The Toru come from Fritz Leiber’s The Wanderer, which is not a great book. Their society is completely un-known, and while the primary example is a cat-person, there are apparently other anthropomorphic races who live on their world, as well. While the name has been changed, the specifics of Paizo’s world remain the same for these Toru: their planet has an elongated orbit that causes winter and summer to last for generations, and fall and winter to last for a single generation. They are, culturally, dragon-riders, though this isn’t necessarily reflected in their stats. In fact, stat-wise, they’re slightly cat-like humans, a great race choice for something that’s almost human, but different enough to feel like something else.
Due to the long, slow orbit of the planet Rhysis, its seasons last for generations. Nearly two hundred years pass before summer begins to change to winter, and back again. The races of Rhysis have adapted to this shift, over time, and none moreso than the Toru, the planet’s dominant race. Toru are cat-like in appearance, lightly furred in the Summer and thickly coated in the Winter, with pointed ears and lithe movements.
Ability score increase. Choose either Dexterity or Charisma. That ability score increases by 2.
Age. Toru mature more quickly than humans do, reaching adulthood by the age of 14. Their adulthood lasts much longer before they are considered old, however, and they rarely live longer than 80 years.
Alignment. During the Winter, Toru value community and careful observance of the social order necessary to survive the long, harsh decades. During the Summer, however, Toru are more individualistic and self-reliant. No matter the season, they value generosity and kindness, and tend towards good alignments.

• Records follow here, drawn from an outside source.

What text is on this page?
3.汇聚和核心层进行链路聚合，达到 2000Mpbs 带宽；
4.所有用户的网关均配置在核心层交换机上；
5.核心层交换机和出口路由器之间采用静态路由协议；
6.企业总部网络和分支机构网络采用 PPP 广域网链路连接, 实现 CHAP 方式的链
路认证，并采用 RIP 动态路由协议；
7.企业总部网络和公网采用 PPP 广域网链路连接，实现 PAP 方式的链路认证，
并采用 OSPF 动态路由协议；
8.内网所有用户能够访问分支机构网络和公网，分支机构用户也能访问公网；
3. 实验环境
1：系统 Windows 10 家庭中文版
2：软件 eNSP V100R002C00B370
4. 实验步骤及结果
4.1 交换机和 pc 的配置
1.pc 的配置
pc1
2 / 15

Size. Toru are about the same size as humans, ranging from 5 to 6 feet tall. Your size is medium.
Speed. Your base walking speed is 30 feet.
Darkvision. Thanks to their cat-like eyes, Toru can see in dark and dim conditions. You can see in dim light within 60 feet of you as if it were bright light, and in darkness as if it were dim light. You can’t discern color in darkness, only shades of gray.
Sensitive ears: You have sensitive hairs in your ears, and if you have proficiency in Perception, you double your proficiency bonus. (This has no effect if you do not have proficiency in Perception.)
Versatile. You gain proficiency in one skill of your choice, and with one weapon, tool, or language.
Languages. You can speak, read, and write Torun. Spoken Torun is a tonal language, often requiring two tones to form a word, something only possible because of the construction of Torun tongues. Other races can never learn to speak Torun perfectly, though some can learn to speak it passably. Written Torun is complex, beautiful, and ideographic. The basics are simple, but it can take a lifetime to learn the nuances of the brush strokes required to communicate fluently. Those Toran who master the written language are considered artists of the highest caliber, and Toran singers are prized around the solar system for their ability to sing chords.
Subraces. There are two main kinds of Toru, and few Winterborn ever meet a Summerborn in their lifetime, and vise versa. The third kind of Toru, the Transitional, comprise a single generation that acts as a suffer between the two extreme seasons.
Winterborn Toru are physically prepared for the years of snow and ice.
Ability score increase. Your Constitution increases by 1.
Thick fur: You’re naturally adapted to cold climates, as described in chapter 5 of the Dungeon Master’s Guide.
Ability score increase. Your Strength increases by 1.
Active: You have advantage on Athletics checks.
Transitional Toru are viewed either as heralds of Summer’s return, or pariahs foretelling its end. In either case, their arrival takes on a mystical significance, and they bear a solemn responsibility to prepare their world for the coming changes.
Herald of change. You gain one feat of your choice.
Hacking the Toru
As the primary race and their planet, I wanted the Toru to be humanlike, to mirror their cultural domination of Rhysis. Because the world is covered in snow for generations, though, I wanted to keep their fur (this would also keep them mammals, which is always more attractive for players). The Toru are, essentially, fuzzy humans with darkvision. They lack a little of the human versatility, having to choose between two ability scores, instead of being free to put their points into anything, and their choices are limited in other ways, but they can still get access to a feat. In the Pathfinder setting, Transitional Triaxians have, essentially, no racial abilities, and that seemed unfortunate, to me. If they are supposed to help their people get ready for the change of seasons, it makes sense that they have a little more versatility than their parents or their children, who are locked in to the (useful but limited) seasonal abilities.
Currently, one of my players has built a toru character, and he chose the race specifically because it’s almost human, and my player wanted a mechanically-human character who was still an alien. He’s transitional, so I expect him to run around saying “Winter is coming.”